Deep guide · India
Lumpsum calculator — one-time investment growth
Deploy ₹41,00,000 once at 16% a year for 21 years, and this illustration lands near ₹9,25,55,372 — about ₹8,84,55,372 in growth on top of principal. Weigh that against drip-feeding the same capacity through monthly SIPs when you think about timing risk.
A lumpsum puts every rupee to work from day one — strong when you accept today’s entry level and can stay long; harder when you prefer to average in. The math here uses one annual compounding step for clarity; it is not a scheme document.
What follows: your baseline, tenure and principal grids, return sensitivity, and a SIP contrast. Market-linked funds do not promise the assumed rate.
How this lumpsum growth model works
We apply the stated annual return once per year to the running balance — a simple compounding loop that separates principal, accumulated interest, and maturity. Real mutual funds mark to market daily; this model smooths returns into one annual step so you can compare scenarios quickly.
Calculation breakdown
- Principal: ₹41,00,000
- Estimated interest: ₹8,84,55,372
- Estimated maturity: ₹9,25,55,372
Scenario comparison
Different tenures
| Years | Interest | Maturity |
|---|---|---|
| 5 | ₹45,11,401 | ₹86,11,401 |
| 10 | ₹1,39,86,884 | ₹1,80,86,884 |
| 15 | ₹3,38,88,636 | ₹3,79,88,636 |
| 20 | ₹7,56,89,114 | ₹7,97,89,114 |
Different principal amounts (±15–25%)
| Scenario | Principal | Interest | Maturity |
|---|---|---|---|
| -25% vs base | ₹30,75,000 | ₹6,63,41,529 | ₹6,94,16,529 |
| -15% vs base | ₹34,85,000 | ₹7,51,87,066 | ₹7,86,72,066 |
| 15% vs base | ₹47,15,000 | ₹10,17,23,678 | ₹10,64,38,678 |
| 25% vs base | ₹51,25,000 | ₹11,05,69,215 | ₹11,56,94,215 |
Different return assumptions (same P and tenure)
| Scenario | Rate | Interest | Maturity |
|---|---|---|---|
| -25% vs base | 12% | ₹4,01,95,778 | ₹4,42,95,778 |
| -15% vs base | 13.6% | ₹5,55,66,260 | ₹5,96,66,260 |
| Base rate | 16% | ₹8,84,55,372 | ₹9,25,55,372 |
| 15% vs base | 18.4% | ₹13,81,88,436 | ₹14,22,88,436 |
| 25% vs base | 20% | ₹18,45,20,992 | ₹18,86,20,992 |
Comparison: lumpsum vs SIP (illustrative)
For perspective, an illustrative SIP of ₹16,270 per month at 12% for 21 years could land near ₹1,85,26,229 — different risk/return path than a one-time lumpsum; not a recommendation.

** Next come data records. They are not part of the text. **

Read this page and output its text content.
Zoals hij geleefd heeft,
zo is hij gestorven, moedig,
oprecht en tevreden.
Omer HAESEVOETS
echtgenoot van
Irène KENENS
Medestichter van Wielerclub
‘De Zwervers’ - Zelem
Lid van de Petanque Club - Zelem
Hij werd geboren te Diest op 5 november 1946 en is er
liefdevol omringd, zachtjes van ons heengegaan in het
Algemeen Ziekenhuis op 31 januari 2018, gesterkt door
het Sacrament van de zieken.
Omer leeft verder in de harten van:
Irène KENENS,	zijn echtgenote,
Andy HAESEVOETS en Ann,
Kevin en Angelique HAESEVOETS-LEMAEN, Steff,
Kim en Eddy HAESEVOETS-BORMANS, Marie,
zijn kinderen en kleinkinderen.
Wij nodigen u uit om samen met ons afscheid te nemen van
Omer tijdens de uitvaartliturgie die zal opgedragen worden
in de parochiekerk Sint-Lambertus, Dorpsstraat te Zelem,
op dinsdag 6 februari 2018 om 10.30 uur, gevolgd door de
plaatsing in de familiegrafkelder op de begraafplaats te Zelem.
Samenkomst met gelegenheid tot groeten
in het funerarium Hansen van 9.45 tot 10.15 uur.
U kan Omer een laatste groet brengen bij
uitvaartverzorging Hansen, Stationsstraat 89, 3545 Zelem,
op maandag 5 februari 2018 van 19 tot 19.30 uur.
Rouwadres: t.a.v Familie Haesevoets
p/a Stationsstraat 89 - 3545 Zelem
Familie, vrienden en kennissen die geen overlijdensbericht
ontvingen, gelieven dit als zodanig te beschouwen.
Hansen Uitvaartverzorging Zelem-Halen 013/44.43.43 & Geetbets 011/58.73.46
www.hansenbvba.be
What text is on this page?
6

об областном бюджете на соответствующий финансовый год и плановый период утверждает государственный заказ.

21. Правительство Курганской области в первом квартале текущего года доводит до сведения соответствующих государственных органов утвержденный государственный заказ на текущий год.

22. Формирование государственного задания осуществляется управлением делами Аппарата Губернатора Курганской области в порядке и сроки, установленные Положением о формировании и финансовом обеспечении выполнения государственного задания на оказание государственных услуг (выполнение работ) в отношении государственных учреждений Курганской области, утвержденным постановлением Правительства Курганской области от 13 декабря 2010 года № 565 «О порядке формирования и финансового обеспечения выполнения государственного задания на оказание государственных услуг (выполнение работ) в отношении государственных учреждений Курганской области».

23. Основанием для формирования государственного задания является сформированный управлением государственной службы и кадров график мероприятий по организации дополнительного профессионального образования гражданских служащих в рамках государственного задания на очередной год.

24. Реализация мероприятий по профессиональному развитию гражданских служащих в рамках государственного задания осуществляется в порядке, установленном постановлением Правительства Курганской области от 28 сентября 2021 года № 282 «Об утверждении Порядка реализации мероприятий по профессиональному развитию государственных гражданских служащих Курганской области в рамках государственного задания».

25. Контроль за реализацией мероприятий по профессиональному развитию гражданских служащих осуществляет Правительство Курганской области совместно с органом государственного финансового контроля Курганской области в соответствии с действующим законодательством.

Lumpsum vs SIP is not a moral choice — it is a cash-flow and risk trade-off. If you already hold a large corpus, lumpsum deployment may be appropriate; if you are early in your career, SIPs can enforce discipline. Use both calculators on EasyCal to stress-test assumptions.
Frequently asked questions
- What is the future value of ₹41,00,000 at 16% for 21 years?
- Under annual compounding (illustrative), maturity is about ₹9,25,55,372 with interest near ₹8,84,55,372. Actual mutual fund lumpsum returns are not guaranteed.
- Lumpsum vs SIP — which is better?
- Lumpsum deploys capital immediately; SIP spreads entries over time. Risk/return profiles differ — use both calculators for perspective.
- Is this mutual fund lumpsum calculator India specific?
- It uses rupee amounts and common search intent for Indian investors; returns are illustrative, not a fund quote.
- Does this include tax?
- No — capital gains tax rules vary by asset and holding period.
- Can I change the return assumption?
- Yes — rerun with a lower rate for conservative planning.
- Where can I explore more scenarios?
- Use the internal links below for nearby principals, tenures, and rates.
Internal linking — related lumpsum calculator pages
Explore nearby scenarios on EasyCal — each link opens a calculator page with matching inputs (programmatic SEO).
- Lumpsum — 42 lakh · 21 years @ 16%
- Lumpsum — 43 lakh · 21 years @ 16%
- Lumpsum — 46 lakh · 21 years @ 16%
- Lumpsum — 51 lakh · 21 years @ 16%
- Lumpsum — 40 lakh · 21 years @ 16%
- Lumpsum — 39 lakh · 21 years @ 16%
- Lumpsum — 36 lakh · 21 years @ 16%
- Lumpsum — 56 lakh · 21 years @ 16%
- Lumpsum — 31 lakh · 21 years @ 16%
- Lumpsum — 41 lakh · 23 years @ 16%
Illustrative compounding only — not investment advice.